Panel: Too Big to Fail Firms Harming U.S. Economy

WASHINGTON — The problem of "too big to fail" is continuing to bedevil the U.S. economy despite claims by some regulators that the Dodd-Frank Act effectively ended it.

At a hearing Wednesday by the Senate Banking financial institutions subcommittee, several prominent economists said the existence of large financial institutions that receive benefits from the government is harming economic growth.

"We get a distorted economy," said Joseph Stiglitz, an economist and professor at Columbia Business School. "The parts of the financial sector that are engaged in small and medium enterprise lending are relatively starved for funds relative to the big banks engaged in more speculative activities."

As a result, larger institutions are able to get access to capital at lower costs, and receive other advantages, especially compared to smaller community banks.

"What we need to do is get the government less involved in the financial sector," said Paul Pfleiderer, a finance professor at Stanford University's Graduate School of Business. "We have to require that the private sector put up more equity and bear the risk that taxpayers are now bearing that distorts the system and leads to financial crises."

With an implicit government guarantee, economists said financial institutions are more likely to partake in activities with greater risk with the taxpayer inevitably left to pick up the losses.

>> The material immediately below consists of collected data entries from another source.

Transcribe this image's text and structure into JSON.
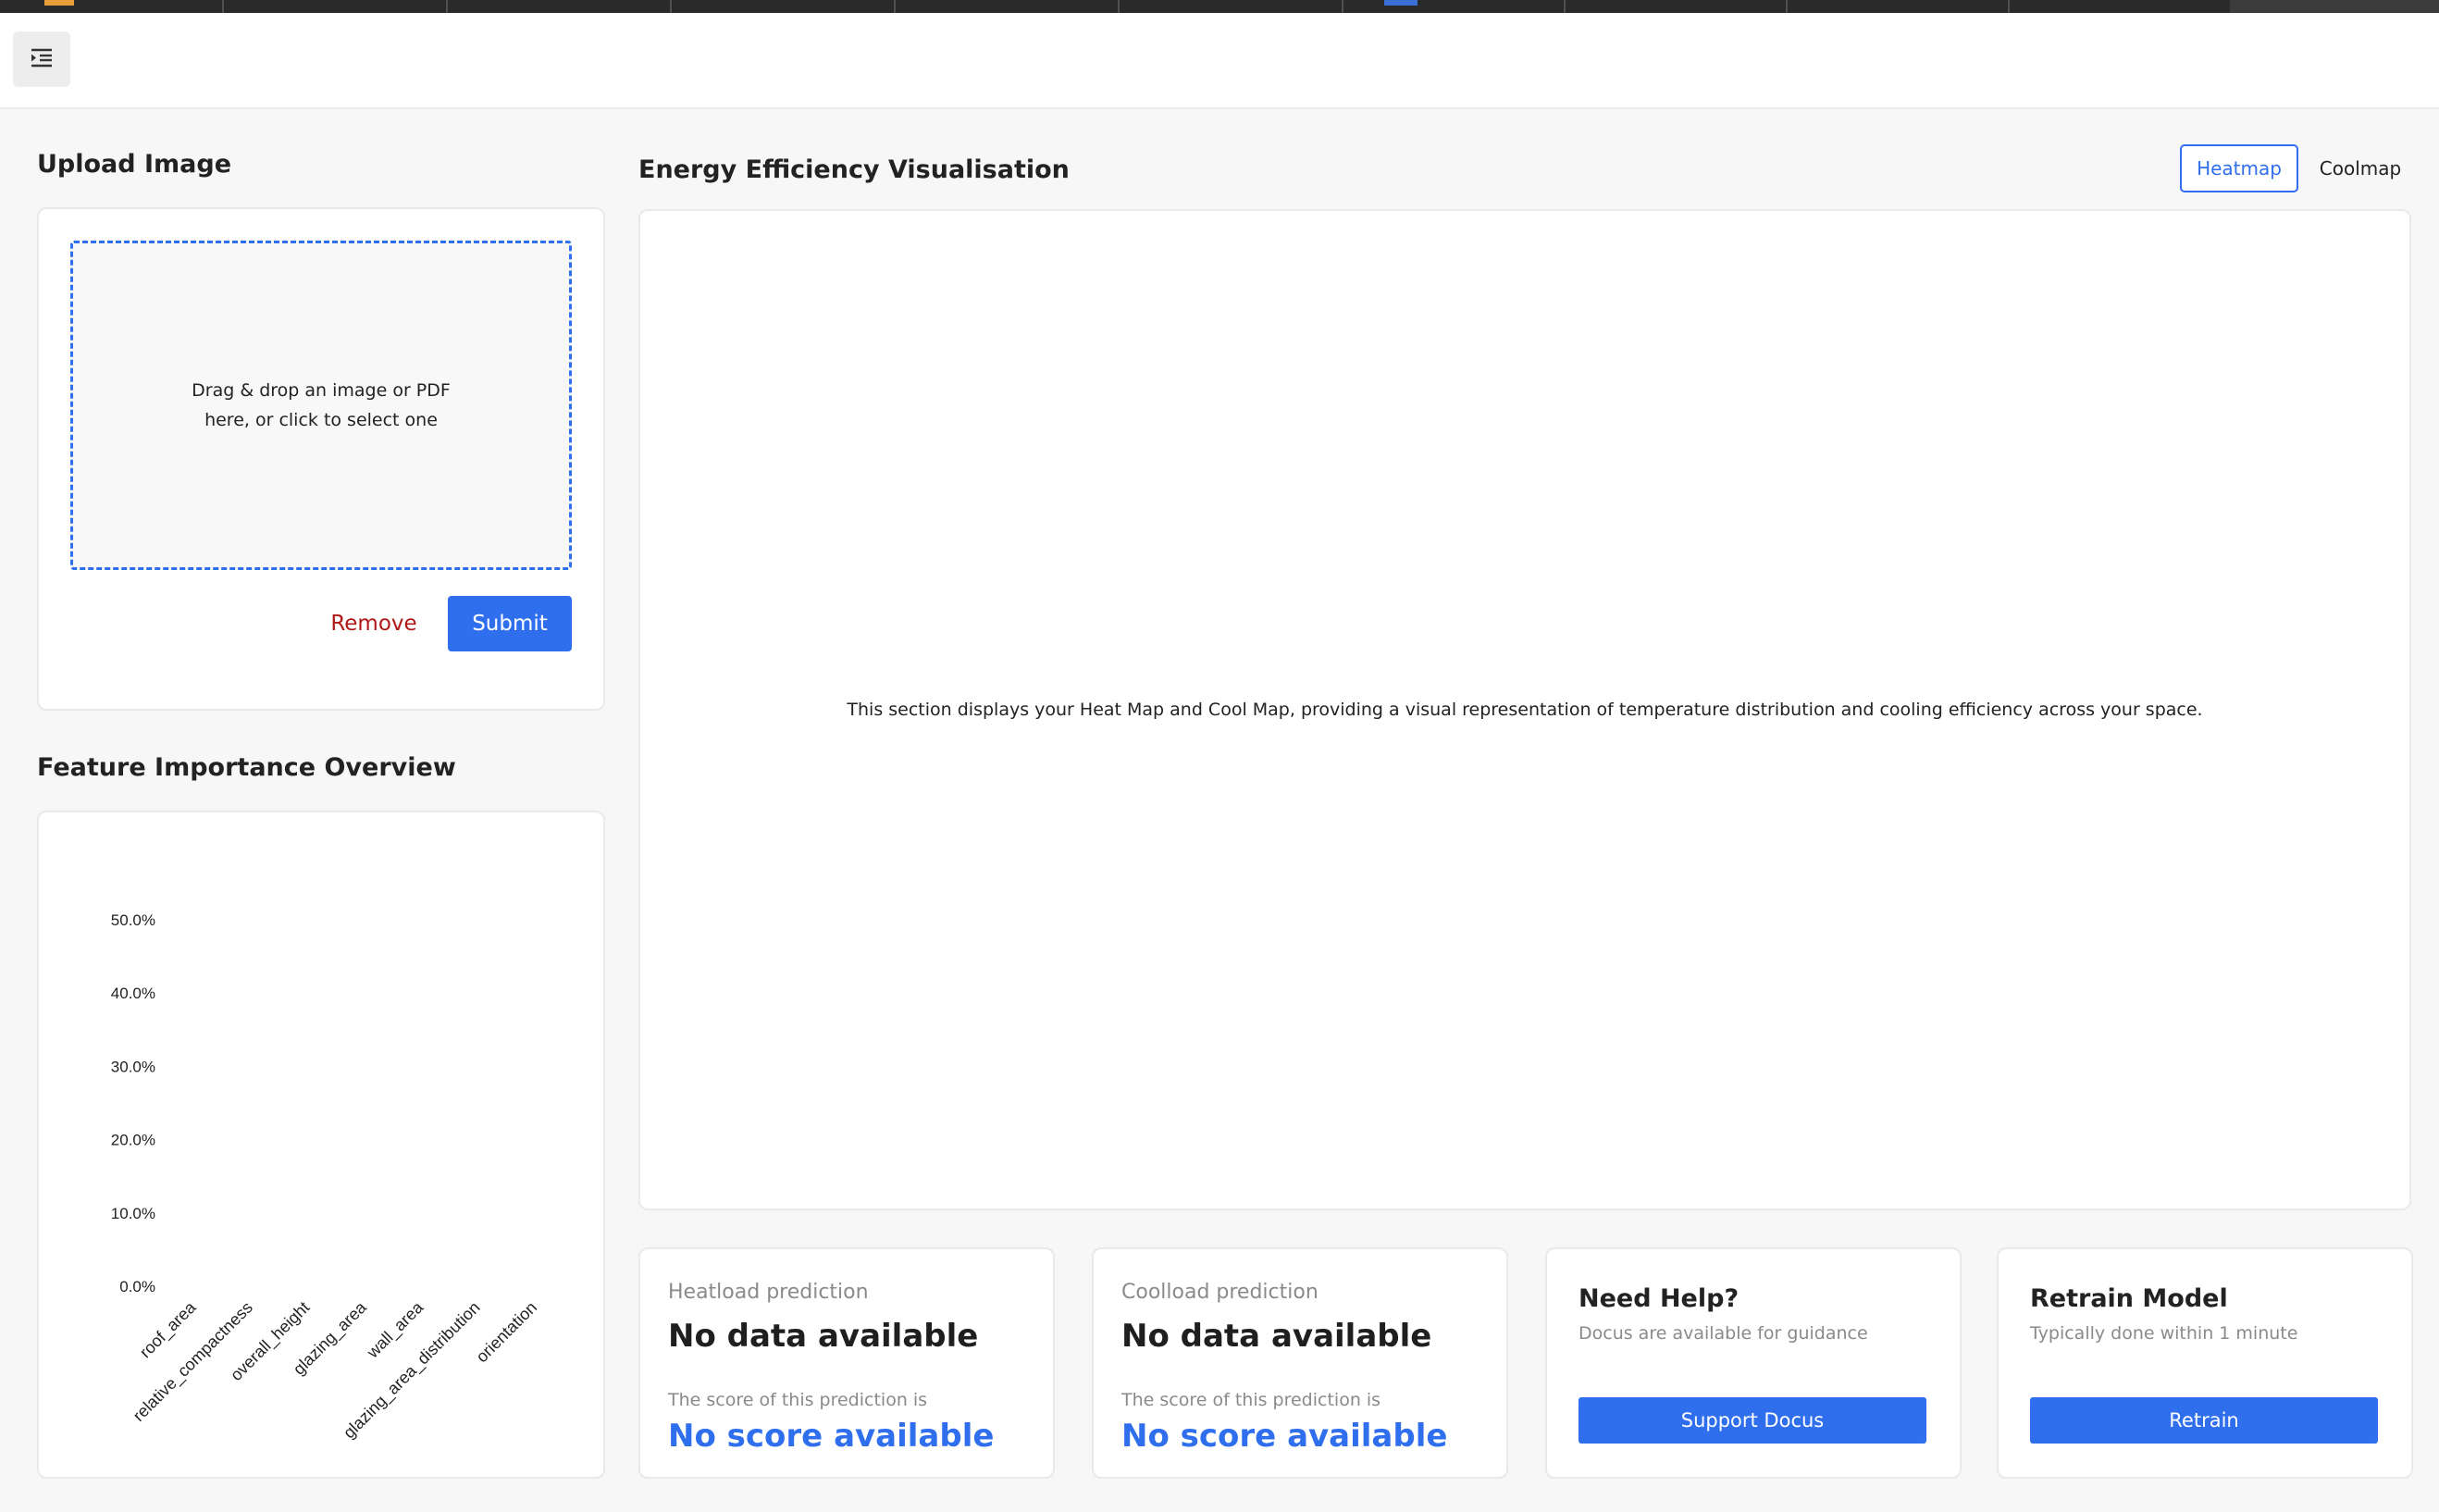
{
  "upload": {
    "title": "Upload Image",
    "dropzone_text": "Drag & drop an image or PDF here, or click to select one",
    "remove_label": "Remove",
    "submit_label": "Submit"
  },
  "features": {
    "title": "Feature Importance Overview"
  },
  "visualisation": {
    "title": "Energy Efficiency Visualisation",
    "toggle": [
      "Heatmap",
      "Coolmap"
    ],
    "selected": "Heatmap",
    "placeholder": "This section displays your Heat Map and Cool Map, providing a visual representation of temperature distribution and cooling efficiency across your space."
  },
  "cards": {
    "heatload": {
      "label": "Heatload prediction",
      "value": "No data available",
      "score_label": "The score of this prediction is",
      "score": "No score available"
    },
    "coolload": {
      "label": "Coolload prediction",
      "value": "No data available",
      "score_label": "The score of this prediction is",
      "score": "No score available"
    },
    "help": {
      "title": "Need Help?",
      "subtitle": "Docus are available for guidance",
      "button": "Support Docus"
    },
    "retrain": {
      "title": "Retrain Model",
      "subtitle": "Typically done within 1 minute",
      "button": "Retrain"
    }
  },
  "colors": {
    "accent": "#2f6fee",
    "danger": "#b01818",
    "muted": "#8a8a8a"
  },
  "icons": {
    "menu": "menu-indent-icon"
  },
  "chart_data": {
    "type": "bar",
    "title": "",
    "xlabel": "",
    "ylabel": "",
    "categories": [
      "roof_area",
      "relative_compactness",
      "overall_height",
      "glazing_area",
      "wall_area",
      "glazing_area_distribution",
      "orientation"
    ],
    "values": [
      0,
      0,
      0,
      0,
      0,
      0,
      0
    ],
    "yticks": [
      "0.0%",
      "10.0%",
      "20.0%",
      "30.0%",
      "40.0%",
      "50.0%"
    ],
    "ylim": [
      0,
      50
    ],
    "grid": false
  }
}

"When you have socializing losses, when you are privatizing gains, you have a distorted market economy," said Stiglitz. "That's why economists on both the left and the right agree this is a very serious distortion in our economy."

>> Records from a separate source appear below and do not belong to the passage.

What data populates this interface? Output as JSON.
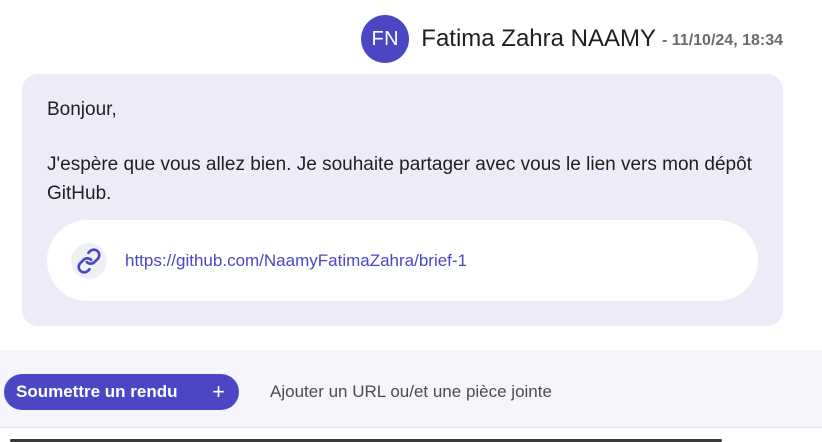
{
  "message": {
    "author": {
      "initials": "FN",
      "name": "Fatima Zahra NAAMY"
    },
    "date": "- 11/10/24, 18:34",
    "greeting": "Bonjour,",
    "body": "J'espère que vous allez bien. Je souhaite partager avec vous le lien vers mon dépôt GitHub.",
    "link": {
      "icon": "link-icon",
      "url": "https://github.com/NaamyFatimaZahra/brief-1"
    }
  },
  "submission": {
    "button_label": "Soumettre un rendu",
    "button_icon": "plus-icon",
    "hint": "Ajouter un URL ou/et une pièce jointe"
  },
  "colors": {
    "accent": "#4a46c4",
    "bubble_bg": "#ececf8",
    "bar_bg": "#f5f5fb"
  }
}
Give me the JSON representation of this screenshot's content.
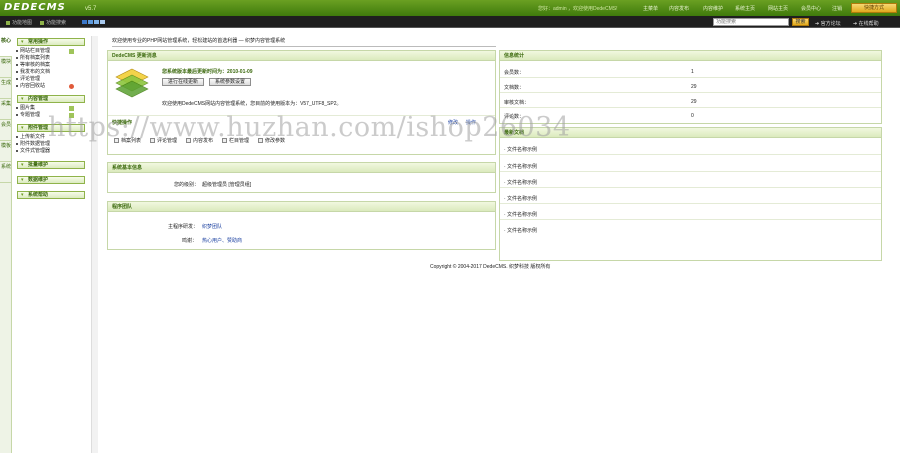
{
  "header": {
    "logo": "DEDECMS",
    "version": "v5.7",
    "welcome": "您好：admin ，欢迎使用DedeCMS!",
    "nav": [
      "主菜单",
      "内容发布",
      "内容维护",
      "系统主页",
      "网站主页",
      "会员中心",
      "注销"
    ],
    "quick_button": "快捷方式"
  },
  "subbar": {
    "tabs": [
      "功能地图",
      "功能搜索"
    ],
    "swatch_colors": [
      "#3a76c8",
      "#5d9ade",
      "#7fb2e8",
      "#a9c9ee"
    ],
    "search_placeholder": "功能搜索",
    "search_button": "搜索",
    "links": [
      "官方论坛",
      "在线帮助"
    ]
  },
  "sidetabs": [
    "核心",
    "模块",
    "生成",
    "采集",
    "会员",
    "模板",
    "系统"
  ],
  "menu": {
    "sections": [
      {
        "title": "常用操作",
        "items": [
          "网站栏目管理",
          "所有档案列表",
          "等审核的档案",
          "我发布的文档",
          "评论管理",
          "内容回收站"
        ]
      },
      {
        "title": "内容管理",
        "items": [
          "图片集",
          "专题管理"
        ]
      },
      {
        "title": "附件管理",
        "items": [
          "上传新文件",
          "附件数据管理",
          "文件式管理器"
        ]
      },
      {
        "title": "批量维护"
      },
      {
        "title": "数据维护"
      },
      {
        "title": "系统帮助"
      }
    ]
  },
  "content": {
    "welcome_msg": "欢迎使用专业的PHP网站管理系统，轻松建站的首选利器 — 织梦内容管理系统",
    "news_panel": {
      "title": "DedeCMS 更新消息",
      "update_label": "您系统版本最后更新时间为：2010-01-09",
      "btn_update": "进行在线更新",
      "btn_config": "系统参数设置",
      "version_text": "欢迎使用DedeCMS网站内容管理系统，您目前的使用版本为：V57_UTF8_SP2。"
    },
    "quick_panel": {
      "title": "快捷操作",
      "right_links": [
        "修改",
        "操作"
      ],
      "items": [
        "档案列表",
        "评论管理",
        "内容发布",
        "栏目管理",
        "修改参数"
      ]
    },
    "sysinfo_panel": {
      "title": "系统基本信息",
      "label": "您的级别：",
      "value": "超级管理员 [管理员组]"
    },
    "team_panel": {
      "title": "程序团队",
      "row1_label": "主程序研发：",
      "row1_value": "织梦团队",
      "row2_label": "鸣谢：",
      "row2_value": "热心用户、赞助商"
    },
    "stats_panel": {
      "title": "信息统计",
      "rows": [
        {
          "label": "会员数：",
          "value": "1"
        },
        {
          "label": "文档数：",
          "value": "29"
        },
        {
          "label": "审核文档：",
          "value": "29"
        },
        {
          "label": "评论数：",
          "value": "0"
        }
      ]
    },
    "latest_panel": {
      "title": "最新文档",
      "items": [
        "· 文件名称示例",
        "· 文件名称示例",
        "· 文件名称示例",
        "· 文件名称示例",
        "· 文件名称示例",
        "· 文件名称示例"
      ]
    },
    "copyright": "Copyright © 2004-2017 DedeCMS. 织梦科技 版权所有"
  },
  "watermark": "https://www.huzhan.com/ishop26034"
}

Although Dodd-Frank purported to address the issue, the market still perceives several of the largest banks as "too big to fail." The large banks also hold considerable political sway in any future attempts to disrupt or divide their business, witnesses said.

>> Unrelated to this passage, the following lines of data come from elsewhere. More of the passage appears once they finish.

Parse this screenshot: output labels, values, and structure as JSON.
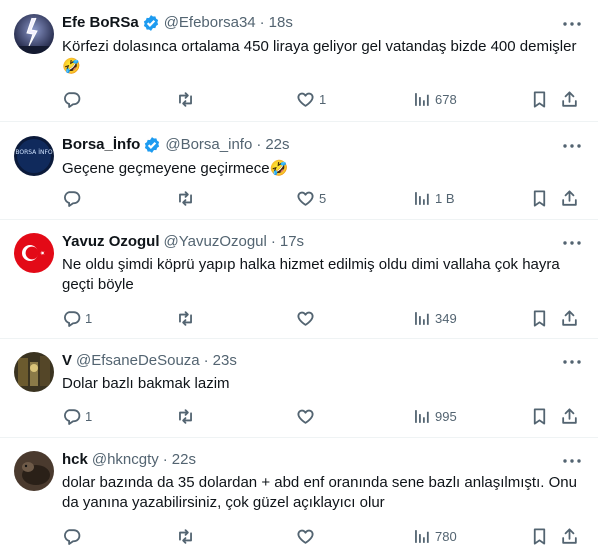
{
  "tweets": [
    {
      "name": "Efe BoRSa",
      "verified": true,
      "handle": "@Efeborsa34",
      "time": "18s",
      "text": "Körfezi dolasınca ortalama 450 liraya geliyor gel vatandaş bizde 400 demişler 🤣",
      "replies": "",
      "retweets": "",
      "likes": "1",
      "views": "678",
      "avatar": "storm-lightning"
    },
    {
      "name": "Borsa_İnfo",
      "verified": true,
      "handle": "@Borsa_info",
      "time": "22s",
      "text": "Geçene geçmeyene geçirmece🤣",
      "replies": "",
      "retweets": "",
      "likes": "5",
      "views": "1 B",
      "avatar": "borsa-info-logo"
    },
    {
      "name": "Yavuz Ozogul",
      "verified": false,
      "handle": "@YavuzOzogul",
      "time": "17s",
      "text": "Ne oldu şimdi köprü yapıp halka hizmet edilmiş oldu dimi vallaha çok hayra geçti böyle",
      "replies": "1",
      "retweets": "",
      "likes": "",
      "views": "349",
      "avatar": "turkish-flag"
    },
    {
      "name": "V",
      "verified": false,
      "handle": "@EfsaneDeSouza",
      "time": "23s",
      "text": "Dolar bazlı bakmak lazim",
      "replies": "1",
      "retweets": "",
      "likes": "",
      "views": "995",
      "avatar": "photo-dark"
    },
    {
      "name": "hck",
      "verified": false,
      "handle": "@hkncgty",
      "time": "22s",
      "text": "dolar bazında da 35 dolardan + abd enf oranında sene bazlı anlaşılmıştı. Onu da yanına yazabilirsiniz, çok güzel açıklayıcı olur",
      "replies": "",
      "retweets": "",
      "likes": "",
      "views": "780",
      "avatar": "animal-dark"
    }
  ],
  "avatar_texts": {
    "borsa_logo": "BORSA İNFO"
  },
  "colors": {
    "text": "#0f1419",
    "muted": "#536471",
    "verified": "#1d9bf0",
    "divider": "#eff3f4"
  }
}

"The larger institutions can hire better accountants and better lawyers and better lobbyists to see that the way in which risk is assessed in the capital requirement system favors them," said Edward Kane, finance professor at Boston College. "The industry is always here before Congress and the agencies telling them how devastating it would be if certain assets were treated in a more transparent way."

Even so, banks have argued that new rules under Dodd-Frank and Basel III have become too cumbersome that it could put risk to the economy, as well. Gene Ludwig, chief executive of Promontory Financial Group, warned there were dangers to the economy in going overboard against large banks.

"The danger we face is losing that balance and becoming excessive in how we implement Dodd-Frank and whether that action would retard growth," Ludwig said.